Individualism or Interdependence?

In a facebook conversation today, I began to write about the inherent ideological split among the ranks of folks who support my work, and across the spectrum of people who call for youth engagement, youth voice, meaningful student involvement, student voice, student rights and youth rights in general. I believe that split looks like this:
 
  • INDIVIDUALISM: An individualist viewpoint reflecting a traditional American line focused on pulling yourself up by your bootstraps. If youth had total freedom over themselves they would have full authority and rights to do what they want, and this would lead to a better world for everyone. There is little to be gained in surrendering rights, freedoms or authority.
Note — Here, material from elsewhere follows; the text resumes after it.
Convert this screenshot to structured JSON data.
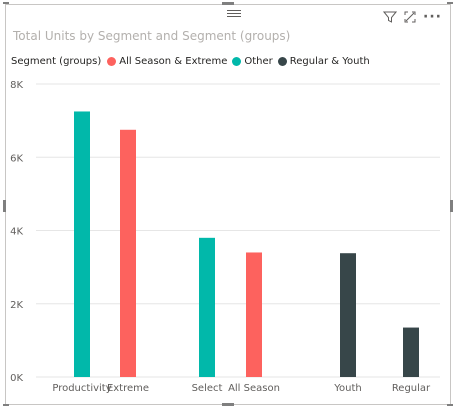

  • INTERDEPENDENCE: An interdependent perspective other focused on a more democratic/communitarian perspective. The belief here is that everyone benefits when everyone works together for everyone’s benefits. There is much to be gained from recognizing how everyone benefits when everyone sacrifices.
 
In the field of education, I believe there’s no better illustration of these viewpoints than the book We Make The Road By Walking, which is a conversation between Myles Horton, who founded the Highlander Center, and Paulo Freire, who wrote Pedagogy of the Oppressed. Horton represents the first aspect, while Freire highlights the second.
 
I find myself frequently advocating and writing and working into the second realm, and I hold Freire’s work with the highest esteem. That said, I am from the North American West, where the first ideal is highest. I am also a great admirer of the Highlander Center, where the Labor Movement and the Civil Rights Movement were trained to lead their uprisings, and which teach a lot of community organizers in the US today.
 
The arguments I’ve run into over the last 15 years of being involved with the YR movement, which all started in sparing with Alex Koroknay-Palicz about these very things, have all shaken into one of these two categories. Among the National Youth Rights Association, I would say the vast majority of vocal supporters believe in absolute freedom, vis-à-vis the first argument.
 
Among the democratic education movement there seems to be a balance of perspectives between the two sides.
 
However, within the public school realm, I have found a lot of older folks hold the second viewpoint, keeping focused on how compulsory education is a foundation of American democratic involvement. A lot of younger educators have lost this perspective and don’t see the connection between requiring schools for 6 to 16 year olds and civic engagement, e.g. voting, protesting, running for office or lobbying lawmakers.
 
I believe this disconnection has been taught to students inadvertently and intentionally, and has fostered a new generation of active antipathy towards public schools. Ergo, any argument in favor of compulsory education is inherently an argument against personal freedom and ultimately, against youth rights.
 
What isn’t said is that public education was made compulsory in order to ensure movements like youth rights would exist. The tension in this discussion reflects the best outcome of that intention, where two sides can make highly literate, logical arguments. That can only be the product of a democratic society that ensures free access to public education for every member of society.
 
I find it hard to believe that I have to say this, but I will: Without compulsory education laws, many parents would keep their children home from school, but not for the romantic vision of many unschoolers. Instead, they’d be forced to work or do domestic work. Parents who couldn’t afford childcare or to stay at home with their children would be forced to let their children (including youth) be alone at home during the day. In neighborhoods without protective supports like caring neighbors and community facilities young people want to be at and are allowed to be at, many young people would become involved in anti-social behavior.
 
Until there is a plausible alternative, compulsory education is the only worthwhile option for ensuring educated democrats (lowercase “d”) and providing for structured, safe and supportive learning environments for all students is the minimum that can be done to make sure democracy continues. Unschooling for all young people everywhere is simply not a responsible option, and does nothing to secure a good future for this nation or the world. Homeschooling isn’t either. They should both be alternatives that are given room to exist, but shouldn’t be the only options on the table for people.
 
And that’s why I am from the second category I mentioned above, and not the first.